You will not only gain pure technical knowledge but also information about a school-of-tought/methodology. About how to structure the detection-engineering process, what it’s core principals are and how/where to automate your workflows. Which is also very well documented meaning you can almost adopt it 1:1 in your organisation if you want to.
Conference
The “smaller” scale of Insomni’hack, when comparing it to Blackhat, was quite welcome. This meant that the vendor floor was quite a bit smaller and resulting in far fewer marketing mails afterwards.
Also there seems to be no restriction on publishing your work before the conference. So you had you some talks, were the speaker already published their work sometime ago and is now presenting it. By no means did this reduce the quality of the talks, all the one I attended were very good and taught me something new.
Almost all of the talks are available on Youtube for you view even after the conference. I quite enjoyed the following talks (in no particular order and also only the ones were a video was published):
Cache Me If You Can: Smuggling Payloads Via Browser Caching Systems - Aurélien Chalot
This talk was a combination of a short primer about red teaming and then showcased/explained how the caching mechanism of web browsers can be abused to download malicious files. Since they are not 1:1 copies of your hosted malware methods of finding and executing the downloaded files were also presented.
Improving Your Hunting And Detection In Entra ID And O365 - John Stoner
One of the penultimate talks of the conference giving you a rapid-fire overview about different attacks targeting Azure services and in which logs you can find information about them. This also nicely highlighted the difference between MS Graph API logs and your “standard” Entra-ID Sign-In Logs. And yet again Microsoft is very good being inconsistent, be key names names in the log or the actual information contained within.

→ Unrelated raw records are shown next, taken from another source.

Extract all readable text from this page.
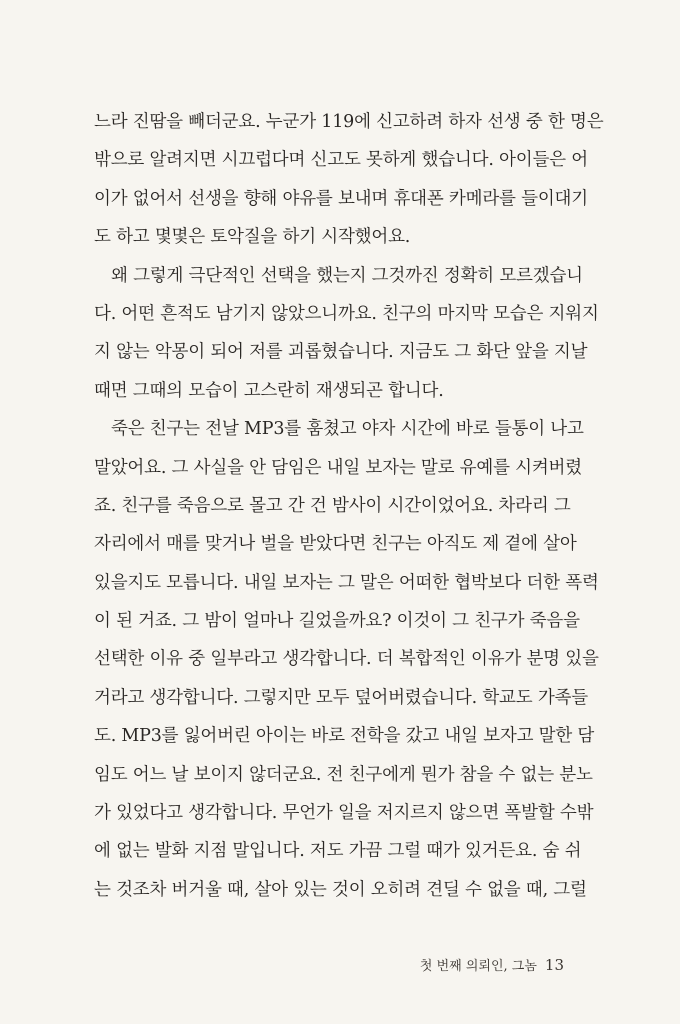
느라 진땀을 빼더군요. 누군가 119에 신고하려 하자 선생 중 한 명은
밖으로 알려지면 시끄럽다며 신고도 못하게 했습니다. 아이들은 어
이가 없어서 선생을 향해 야유를 보내며 휴대폰 카메라를 들이대기
도 하고 몇몇은 토악질을 하기 시작했어요.
왜 그렇게 극단적인 선택을 했는지 그것까진 정확히 모르겠습니
다. 어떤 흔적도 남기지 않았으니까요. 친구의 마지막 모습은 지워지
지 않는 악몽이 되어 저를 괴롭혔습니다. 지금도 그 화단 앞을 지날
때면 그때의 모습이 고스란히 재생되곤 합니다.
죽은 친구는 전날 MP3를 훔쳤고 야자 시간에 바로 들통이 나고
말았어요. 그 사실을 안 담임은 내일 보자는 말로 유예를 시켜버렸
죠. 친구를 죽음으로 몰고 간 건 밤사이 시간이었어요. 차라리 그
자리에서 매를 맞거나 벌을 받았다면 친구는 아직도 제 곁에 살아
있을지도 모릅니다. 내일 보자는 그 말은 어떠한 협박보다 더한 폭력
이 된 거죠. 그 밤이 얼마나 길었을까요? 이것이 그 친구가 죽음을
선택한 이유 중 일부라고 생각합니다. 더 복합적인 이유가 분명 있을
거라고 생각합니다. 그렇지만 모두 덮어버렸습니다. 학교도 가족들
도. MP3를 잃어버린 아이는 바로 전학을 갔고 내일 보자고 말한 담
임도 어느 날 보이지 않더군요. 전 친구에게 뭔가 참을 수 없는 분노
가 있었다고 생각합니다. 무언가 일을 저지르지 않으면 폭발할 수밖
에 없는 발화 지점 말입니다. 저도 가끔 그럴 때가 있거든요. 숨 쉬
는 것조차 버거울 때, 살아 있는 것이 오히려 견딜 수 없을 때, 그럴
첫 번째 의뢰인, 그놈 13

The AI Paradox: Safety Vs Performance - Rachid Guerraoui
Okay, this talk did not heavily focus on cybersecurity, it was nonetheless a very entertaining talk providing ample food-for-thought.
Beyond LSASS: Cutting-Edge Techniques For Undetectable Threat Emulation - Priyank Nigam
This talk will provide you with an introduction into abusing Azure Tokens and were to find them on compromised machine as an alternative to credential dumping via LSASS.
(Personal) Conlusions
Was the training worth it? YES! It is a very comprehensive training both on a technical and methodology level. I would rather take 2-3 trainings of this quality than a SAN course.
Experiment with talks, descriptions and titles are only part of the story. When in doubt just go with your gut feeling. This caused me to visiting some very interesting and entertaining talks about physical security.
Was the conference worth it? Yes, if you are there for the training the price of the conference is rather cheap. So if you can make the time I see no reason not to attend the conference. The quality content of the content combined with the price (and student discounts) make it a great option, even if you have to pay it yourselves. But you should not forget that this event happend in Switzerland, so everything else might be more expensive that you expect it to be.
Again be more social the atmosphere of the event was a lot more relaxed and more “hacker-like”. So you saw lots of people wearing different kinds of merchandise of generally funny cloths related to cybersecurity. Which makes for an excellent segue into conversations. Also you can easily identify other HTB player based on the merchandise.